Rajan described most migrant workers as short-term, seasonal, distressed, illiterate and informal, making it difficult for them to organise and fight for their rights. He warned that without their say in elections, it could exacerbate their exploitation, and limit their bargaining power as they are left out of key decision making.

“The problem is that migrants are not treated as a vote bank despite their great contributions to the economy ... This needs to be fixed,” he said, urging the creation of a ministry for migrant affairs. Internal migration is bound to intensify in the world’s most populous nation as economic slowdown hits rural India, home to 60% of its 1.4 billion people, according to migration and economic experts.

Many, especially those under 35, flock to the cities to take whatever jobs they can — becoming labourers, drivers or helpers in shops and homes — to tap into the country’s spectacular economic growth and the prosperity of its urban areas. Benoy Peter, the executive director of the Centre for Migration and Inclusive Development in the coastal state of Kerala, warned that people engaged in farm-based jobs could face rising pressure from climate change, which hurts harvests and fuels debt, forcing them to migrate.

He said that if there were enough well-paying jobs at home, most would not opt “to be treated as second-class citizens in the urban centres of India”. “People can live with dignity, exercise their agency if they have decent-paying jobs at their native places. But that is going to be a remote dream,” he said. In the last general election in 2019, more than 300 million people did not vote — migrant workers likely made up a huge proportion of those, according to government data.
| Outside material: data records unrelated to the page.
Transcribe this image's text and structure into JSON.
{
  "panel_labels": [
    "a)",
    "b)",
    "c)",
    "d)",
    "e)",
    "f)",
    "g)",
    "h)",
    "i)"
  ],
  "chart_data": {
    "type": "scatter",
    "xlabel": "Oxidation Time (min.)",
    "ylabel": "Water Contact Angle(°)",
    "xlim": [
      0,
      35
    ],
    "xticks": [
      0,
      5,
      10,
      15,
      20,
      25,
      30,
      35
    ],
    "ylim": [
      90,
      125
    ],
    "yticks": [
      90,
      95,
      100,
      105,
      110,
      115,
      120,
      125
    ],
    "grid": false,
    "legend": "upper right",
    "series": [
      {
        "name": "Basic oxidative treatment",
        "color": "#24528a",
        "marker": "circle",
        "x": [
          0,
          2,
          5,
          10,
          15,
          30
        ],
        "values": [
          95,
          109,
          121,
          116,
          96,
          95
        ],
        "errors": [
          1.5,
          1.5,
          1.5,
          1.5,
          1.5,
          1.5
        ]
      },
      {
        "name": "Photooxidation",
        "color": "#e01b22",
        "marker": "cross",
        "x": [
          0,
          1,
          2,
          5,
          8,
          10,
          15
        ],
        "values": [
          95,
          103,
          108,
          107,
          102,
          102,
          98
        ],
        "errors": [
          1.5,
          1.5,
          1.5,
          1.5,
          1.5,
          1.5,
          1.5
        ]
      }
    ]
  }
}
In the first and largest phase of this year’s general election, voter turnout dipped by nearly four percentage points compared to 2019, according to data. M. Venkaiah Naidu from the BJP cautioned in an op-ed days after that voter apathy could “automatically allow others to dictate the course of their lives”.

All the migrant workers said it was neither feasible to drop everything and go home to vote, nor possible to change their voting constituency to their place of work since most of them hop from place to place doing temporary jobs. India’s election panel has been working on alternative voting mechanisms, including proxy voting, early voting at special centres and online voting.

It has also considered remote polling stations that would mean migrant workers would not have to travel back to their home district to vote.

But these methods have not been implemented due to administrative, legal and technological challenges, including ensuring secrecy of voting.

The Election Commission of India did not respond to repeated requests for comment on voting solutions for migrant workers.

Most, barring two migrant workers, said they would not vote online or via smartphone apps even if given the choice, citing chances of manipulation.

“I cannot trust (technology). My thumb needs to push that button,” said Binita Ahirwar, a labourer at a Delhi-based cardboard box factory, referring to buttons on electronic voting machines (EVMs) used in India.

Ahirwar, 32, said she was not going to go to her home state of Madhya Pradesh to vote over job loss fears. But not everyone is choosing to sit it out. For Kaju Nath, a building labourer in Noida, voting is a responsibility, and to fulfil it he said he had informed his boss in advance about taking a week off to travel some 1,100 kms (684 miles) to Bihar. “I will lose about 10,000 rupees ... but at least I will vote for a better future. There are no industries, no factories, no jobs in my state, and I need to vote to change that,” he said as he clapped cement dust off his hands. “I have to do this for my children, so that by the time they grow up they can have jobs there. They should not have to do what I am doing.”